The latter role required a transition manager as well, because SportsHub faced the challenge of needing to “secure the start-up date and initial level of the revenues generated by various commercial activities”.
“Again, we felt that transition management was the proper approach, and X-PM provided a VP in charge of revenue performance, whose role is to put in place the appropriate dynamics and processes that will support the generation of such commercial revenues during the first months around the opening.”
However, the process hasn’t been smooth sailing. Delavaud admits the transition managers faced the big challenge of getting acquainted with “an enormous amount of information” about the Sports Hub’s history, background, organisation – from business, contractual and technical standpoints.
“As experienced and used to daunting business situations as the transition managers may be, getting up to speed in a matter of weeks, sometimes even days, is clearly a big challenge,” he says.
That said, it was imperative SportsHub found transition managers who would be able to hit the ground running, and possessed both the hard and soft skills needed to take on the roles.

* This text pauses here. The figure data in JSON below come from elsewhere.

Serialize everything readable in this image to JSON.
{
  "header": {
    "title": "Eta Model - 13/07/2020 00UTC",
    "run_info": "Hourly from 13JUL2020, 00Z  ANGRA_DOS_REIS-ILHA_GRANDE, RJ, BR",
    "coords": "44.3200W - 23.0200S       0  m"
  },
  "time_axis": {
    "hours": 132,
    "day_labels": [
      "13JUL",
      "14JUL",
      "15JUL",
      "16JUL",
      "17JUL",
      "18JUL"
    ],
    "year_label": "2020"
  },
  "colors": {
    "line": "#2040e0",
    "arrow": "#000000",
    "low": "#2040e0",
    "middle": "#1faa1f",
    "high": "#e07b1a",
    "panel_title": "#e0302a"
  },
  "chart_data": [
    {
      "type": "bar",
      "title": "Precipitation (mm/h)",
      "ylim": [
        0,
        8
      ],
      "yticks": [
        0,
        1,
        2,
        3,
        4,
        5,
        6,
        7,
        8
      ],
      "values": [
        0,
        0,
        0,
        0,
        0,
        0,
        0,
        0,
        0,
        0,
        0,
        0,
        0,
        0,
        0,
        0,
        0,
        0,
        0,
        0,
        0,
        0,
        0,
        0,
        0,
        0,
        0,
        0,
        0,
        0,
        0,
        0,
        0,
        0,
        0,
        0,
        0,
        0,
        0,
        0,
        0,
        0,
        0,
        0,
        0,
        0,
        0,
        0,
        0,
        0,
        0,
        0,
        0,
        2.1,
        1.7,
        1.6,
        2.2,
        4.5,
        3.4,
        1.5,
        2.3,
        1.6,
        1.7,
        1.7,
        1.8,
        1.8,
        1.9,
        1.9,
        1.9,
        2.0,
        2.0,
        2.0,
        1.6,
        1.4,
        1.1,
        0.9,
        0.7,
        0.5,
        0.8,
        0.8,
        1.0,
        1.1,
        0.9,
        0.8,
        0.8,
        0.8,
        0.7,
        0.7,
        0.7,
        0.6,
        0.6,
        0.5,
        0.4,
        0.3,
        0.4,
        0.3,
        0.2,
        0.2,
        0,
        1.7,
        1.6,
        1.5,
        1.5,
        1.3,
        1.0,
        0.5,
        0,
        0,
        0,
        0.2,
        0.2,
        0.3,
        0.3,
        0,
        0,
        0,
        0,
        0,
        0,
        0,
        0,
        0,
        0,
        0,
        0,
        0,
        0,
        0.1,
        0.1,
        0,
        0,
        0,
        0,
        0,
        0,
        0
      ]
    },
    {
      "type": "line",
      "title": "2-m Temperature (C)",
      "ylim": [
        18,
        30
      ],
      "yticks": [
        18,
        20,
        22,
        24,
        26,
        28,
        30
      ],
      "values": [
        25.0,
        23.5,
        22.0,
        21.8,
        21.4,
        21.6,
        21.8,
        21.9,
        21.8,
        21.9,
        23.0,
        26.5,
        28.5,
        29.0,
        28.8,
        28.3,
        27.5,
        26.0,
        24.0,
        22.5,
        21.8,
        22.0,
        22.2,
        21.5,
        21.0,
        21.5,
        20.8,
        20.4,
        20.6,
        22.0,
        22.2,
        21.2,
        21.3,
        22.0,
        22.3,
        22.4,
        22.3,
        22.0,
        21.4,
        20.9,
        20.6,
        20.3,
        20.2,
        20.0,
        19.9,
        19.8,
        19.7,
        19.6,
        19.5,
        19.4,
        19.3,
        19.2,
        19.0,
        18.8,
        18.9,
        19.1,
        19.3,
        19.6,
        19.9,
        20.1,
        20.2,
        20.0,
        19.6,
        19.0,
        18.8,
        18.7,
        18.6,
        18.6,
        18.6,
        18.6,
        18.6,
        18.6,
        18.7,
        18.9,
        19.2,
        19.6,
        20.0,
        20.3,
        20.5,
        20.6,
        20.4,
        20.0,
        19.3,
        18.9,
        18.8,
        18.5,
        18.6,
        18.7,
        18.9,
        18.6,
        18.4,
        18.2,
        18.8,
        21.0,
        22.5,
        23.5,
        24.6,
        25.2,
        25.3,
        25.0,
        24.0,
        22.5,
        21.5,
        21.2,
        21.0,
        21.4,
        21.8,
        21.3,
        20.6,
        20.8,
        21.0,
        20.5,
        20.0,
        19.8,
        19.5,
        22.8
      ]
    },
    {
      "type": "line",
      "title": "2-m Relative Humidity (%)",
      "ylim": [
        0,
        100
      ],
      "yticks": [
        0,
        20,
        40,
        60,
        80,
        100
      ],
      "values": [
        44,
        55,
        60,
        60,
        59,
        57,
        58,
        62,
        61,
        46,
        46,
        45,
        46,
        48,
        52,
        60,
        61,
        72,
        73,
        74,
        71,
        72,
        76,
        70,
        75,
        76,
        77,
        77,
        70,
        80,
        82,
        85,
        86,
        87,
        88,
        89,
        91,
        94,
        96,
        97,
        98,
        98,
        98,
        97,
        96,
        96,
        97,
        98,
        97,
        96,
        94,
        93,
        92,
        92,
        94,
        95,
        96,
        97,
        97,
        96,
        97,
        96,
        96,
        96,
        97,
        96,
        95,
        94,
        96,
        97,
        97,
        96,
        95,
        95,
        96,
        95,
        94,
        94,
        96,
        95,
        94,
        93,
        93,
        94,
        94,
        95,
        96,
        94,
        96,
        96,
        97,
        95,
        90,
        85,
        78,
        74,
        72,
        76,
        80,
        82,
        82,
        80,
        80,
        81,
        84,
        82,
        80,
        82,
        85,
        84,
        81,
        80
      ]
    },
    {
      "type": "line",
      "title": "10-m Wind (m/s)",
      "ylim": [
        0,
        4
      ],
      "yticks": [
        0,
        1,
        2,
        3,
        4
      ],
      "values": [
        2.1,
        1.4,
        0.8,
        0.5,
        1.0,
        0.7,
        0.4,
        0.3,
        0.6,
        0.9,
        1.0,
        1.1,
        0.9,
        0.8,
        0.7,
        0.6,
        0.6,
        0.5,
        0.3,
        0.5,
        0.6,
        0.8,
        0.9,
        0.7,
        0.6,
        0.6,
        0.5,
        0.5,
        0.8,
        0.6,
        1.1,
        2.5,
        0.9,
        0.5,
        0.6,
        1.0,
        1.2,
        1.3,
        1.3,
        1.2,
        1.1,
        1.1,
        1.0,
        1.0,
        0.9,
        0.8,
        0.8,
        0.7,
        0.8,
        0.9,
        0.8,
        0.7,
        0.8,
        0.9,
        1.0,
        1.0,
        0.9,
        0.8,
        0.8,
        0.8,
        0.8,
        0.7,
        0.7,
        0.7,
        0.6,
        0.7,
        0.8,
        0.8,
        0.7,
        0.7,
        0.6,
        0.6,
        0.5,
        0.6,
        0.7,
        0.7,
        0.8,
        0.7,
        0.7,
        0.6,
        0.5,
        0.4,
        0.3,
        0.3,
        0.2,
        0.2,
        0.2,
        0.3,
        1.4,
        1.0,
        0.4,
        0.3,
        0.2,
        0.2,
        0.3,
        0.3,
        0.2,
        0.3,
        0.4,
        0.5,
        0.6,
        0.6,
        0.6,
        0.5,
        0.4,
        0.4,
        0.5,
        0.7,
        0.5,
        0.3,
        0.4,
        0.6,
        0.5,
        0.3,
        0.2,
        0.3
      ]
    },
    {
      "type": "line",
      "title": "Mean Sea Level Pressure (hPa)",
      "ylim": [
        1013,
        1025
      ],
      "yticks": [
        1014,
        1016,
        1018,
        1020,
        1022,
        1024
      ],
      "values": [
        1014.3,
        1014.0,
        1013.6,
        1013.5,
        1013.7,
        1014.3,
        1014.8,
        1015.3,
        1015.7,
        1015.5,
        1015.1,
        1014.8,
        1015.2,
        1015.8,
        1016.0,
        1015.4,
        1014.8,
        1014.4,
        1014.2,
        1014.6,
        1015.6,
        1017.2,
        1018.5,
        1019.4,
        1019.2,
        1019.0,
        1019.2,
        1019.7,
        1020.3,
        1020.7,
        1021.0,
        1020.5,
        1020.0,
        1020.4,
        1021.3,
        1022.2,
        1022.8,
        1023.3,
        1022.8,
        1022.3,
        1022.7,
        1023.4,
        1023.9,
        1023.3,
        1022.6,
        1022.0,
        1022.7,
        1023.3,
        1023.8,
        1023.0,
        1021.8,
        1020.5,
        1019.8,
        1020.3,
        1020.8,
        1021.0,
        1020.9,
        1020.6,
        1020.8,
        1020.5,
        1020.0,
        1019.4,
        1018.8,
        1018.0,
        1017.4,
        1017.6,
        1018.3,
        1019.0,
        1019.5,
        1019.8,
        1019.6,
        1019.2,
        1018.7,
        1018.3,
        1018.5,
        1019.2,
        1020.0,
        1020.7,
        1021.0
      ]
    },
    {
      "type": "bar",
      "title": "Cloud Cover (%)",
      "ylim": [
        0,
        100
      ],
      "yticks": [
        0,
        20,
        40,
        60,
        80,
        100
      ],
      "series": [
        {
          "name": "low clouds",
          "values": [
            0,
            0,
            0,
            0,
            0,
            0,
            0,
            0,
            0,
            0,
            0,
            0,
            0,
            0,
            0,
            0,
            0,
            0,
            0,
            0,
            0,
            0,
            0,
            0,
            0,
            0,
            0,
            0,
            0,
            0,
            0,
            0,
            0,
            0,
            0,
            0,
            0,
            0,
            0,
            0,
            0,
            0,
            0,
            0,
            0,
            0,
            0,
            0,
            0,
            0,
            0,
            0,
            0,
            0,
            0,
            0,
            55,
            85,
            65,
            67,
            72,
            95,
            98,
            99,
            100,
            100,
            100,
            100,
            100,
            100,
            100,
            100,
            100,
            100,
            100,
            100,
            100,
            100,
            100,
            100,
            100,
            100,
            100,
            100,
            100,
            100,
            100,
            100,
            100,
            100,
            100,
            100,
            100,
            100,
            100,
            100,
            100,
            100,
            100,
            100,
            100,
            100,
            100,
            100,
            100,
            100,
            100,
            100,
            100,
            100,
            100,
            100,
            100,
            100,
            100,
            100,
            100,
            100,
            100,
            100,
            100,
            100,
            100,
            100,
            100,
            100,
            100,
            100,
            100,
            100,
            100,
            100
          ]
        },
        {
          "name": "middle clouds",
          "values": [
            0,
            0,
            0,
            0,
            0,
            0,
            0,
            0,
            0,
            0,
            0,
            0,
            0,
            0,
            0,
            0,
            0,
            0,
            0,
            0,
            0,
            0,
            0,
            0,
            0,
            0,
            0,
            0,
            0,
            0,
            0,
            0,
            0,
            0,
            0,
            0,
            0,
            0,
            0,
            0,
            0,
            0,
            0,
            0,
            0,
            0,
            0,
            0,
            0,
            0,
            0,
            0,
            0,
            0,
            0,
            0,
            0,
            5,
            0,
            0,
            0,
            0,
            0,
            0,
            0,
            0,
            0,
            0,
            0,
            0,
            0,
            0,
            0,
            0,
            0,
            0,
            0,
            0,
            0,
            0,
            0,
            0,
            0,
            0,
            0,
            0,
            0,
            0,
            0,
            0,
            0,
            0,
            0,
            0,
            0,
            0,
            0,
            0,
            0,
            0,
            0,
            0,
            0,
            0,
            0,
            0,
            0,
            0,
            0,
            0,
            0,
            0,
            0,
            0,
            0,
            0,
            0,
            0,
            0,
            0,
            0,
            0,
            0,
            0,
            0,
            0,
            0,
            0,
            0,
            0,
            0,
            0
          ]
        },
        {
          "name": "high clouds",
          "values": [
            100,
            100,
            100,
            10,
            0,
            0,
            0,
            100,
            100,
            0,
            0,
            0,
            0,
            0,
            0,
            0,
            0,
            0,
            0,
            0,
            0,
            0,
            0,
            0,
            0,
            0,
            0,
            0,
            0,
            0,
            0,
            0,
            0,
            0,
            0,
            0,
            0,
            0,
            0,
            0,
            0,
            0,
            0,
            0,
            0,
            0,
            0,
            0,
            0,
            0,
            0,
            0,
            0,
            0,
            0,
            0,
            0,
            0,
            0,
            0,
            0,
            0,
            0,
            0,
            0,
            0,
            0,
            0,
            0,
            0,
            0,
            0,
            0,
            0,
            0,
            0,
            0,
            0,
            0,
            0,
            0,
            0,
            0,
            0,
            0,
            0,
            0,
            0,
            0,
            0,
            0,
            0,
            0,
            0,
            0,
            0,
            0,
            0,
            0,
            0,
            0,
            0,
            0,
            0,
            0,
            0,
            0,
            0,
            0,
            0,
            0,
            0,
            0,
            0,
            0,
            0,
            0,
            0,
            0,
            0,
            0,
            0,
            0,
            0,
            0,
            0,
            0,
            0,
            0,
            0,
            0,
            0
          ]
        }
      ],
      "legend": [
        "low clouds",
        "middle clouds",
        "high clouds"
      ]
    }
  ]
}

But while a lot of effort was put into the search and onboarding of the transition managers, it was always clear the roles were not meant to be permanent.
“The roles have been designed from the outset to be an intensive but temporary additional management effort.
“The selection and assignment of the permanent managers who will take over the responsibilities of the transition managers is an integral part of our plans, which are right now in the process of being implemented.”
For organisations considering filling critical roles with temporary team members, one of the most important things Delavaud says to keep in mind is the key objectives, which would also help the transition managers focus on execution than planning and design.
“Choose a transition management company who really understands your objectives and constraints, and which you feel comfortable with, because they are in sync with your corporate structure.”
He adds companies should also not place too much emphasis on technical expertise and professional knowledge, as the key to success often lie in soft skills such as strong levels of leadership and communication skills.